London, Aug 27 (ANI): Ending a long debate about what determines the sex of birds, scientists have now found that the expression of just one gene in chickens controls whether they will grow up to become a hen or a cockerel.

While sex is decided via genes on one of two sex chromosomes (Y in mammals and X in fruit flies) in most organisms, but in birds the picture is less clear.

The distribution of the sex chromosomes is reversed - males have two Z chromosomes, and females have one Z and one W - and it has been hotly contested whether the sex of avian embryos is decided by a female-specific gene on the W chromosome, or whether it's the number of Z chromosomes that matters.

The researchers proposed two genes that could unravel the mystery- on one hand, the W-linked gene HINTW has been touted as a potential female-only factor, while on the other, the Z-linked gene DMRT1, which is involved in sexual differentiation in many organisms, provides a potential dose-sensitive sex determinant.

According to new data, the latter gene has been touted as the master sex regulator.

Researchers led by Craig Smith of the Murdoch Childrens Research Institute in Melbourne, Australia, reduced the expression of DMRT1 in young chick embryos using RNA interference (RNAi).

They found that male chicks - those with two Zs - with abnormally low levels of the gene developed partially feminized gonads instead of proper testes.

In an earlier research, Smith's group showed that overexpressing HINTW in male embryos did not alter the course of male development2.

Taken together, the studies support the theory that the Z-linked double dose mitigates avian gender.

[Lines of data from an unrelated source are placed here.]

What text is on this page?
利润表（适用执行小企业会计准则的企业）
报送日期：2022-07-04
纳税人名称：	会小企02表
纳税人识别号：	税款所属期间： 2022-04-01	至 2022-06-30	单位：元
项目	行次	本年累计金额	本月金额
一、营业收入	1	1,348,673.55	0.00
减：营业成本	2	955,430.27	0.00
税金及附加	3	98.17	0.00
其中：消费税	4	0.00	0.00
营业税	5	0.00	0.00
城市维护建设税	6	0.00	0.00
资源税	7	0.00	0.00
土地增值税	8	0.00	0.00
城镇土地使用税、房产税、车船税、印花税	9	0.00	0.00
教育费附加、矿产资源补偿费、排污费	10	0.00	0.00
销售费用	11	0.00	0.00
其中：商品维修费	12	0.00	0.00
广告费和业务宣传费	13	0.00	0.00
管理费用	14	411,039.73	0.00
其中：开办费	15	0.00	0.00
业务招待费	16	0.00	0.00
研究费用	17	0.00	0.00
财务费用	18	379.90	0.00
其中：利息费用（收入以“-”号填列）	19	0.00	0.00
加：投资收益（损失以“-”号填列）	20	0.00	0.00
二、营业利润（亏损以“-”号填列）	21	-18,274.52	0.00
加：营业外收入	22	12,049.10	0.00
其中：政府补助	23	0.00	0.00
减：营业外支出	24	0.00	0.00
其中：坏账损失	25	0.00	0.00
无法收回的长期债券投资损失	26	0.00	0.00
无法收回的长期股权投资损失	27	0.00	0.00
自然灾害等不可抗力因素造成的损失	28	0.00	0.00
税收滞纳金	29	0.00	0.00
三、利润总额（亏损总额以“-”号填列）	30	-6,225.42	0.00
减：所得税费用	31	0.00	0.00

"These experiments are giving us the ultimate proof. This system of sex determination is valid for all 500 other birds," Nature quoted Michael Schmid, a geneticist at the University of Würzburg, Germany, as saying.

However, Graves noted that DMRT1 might work in unison with a gene on the W chromosome that enhances the dose signal coming from the master regulator.

"A two-to-one ratio is a bit dicey. With something as important as sex you'd want to be a bit more robust than that," she said.

Hans Ellegren, an evolutionary biologist at Uppsala University in Sweden, said that the new findings are consistent with the dose hypothesis, but they don't definitively show that it is the number of gene copies - rather than the expression levels of those genes - that is the key factor.

"The experiments cannot formally exclude the dominant-W hypothesis," he added.

He explained that there could be a W-linked gene in females that suppresses DMRT1 to prevent male development.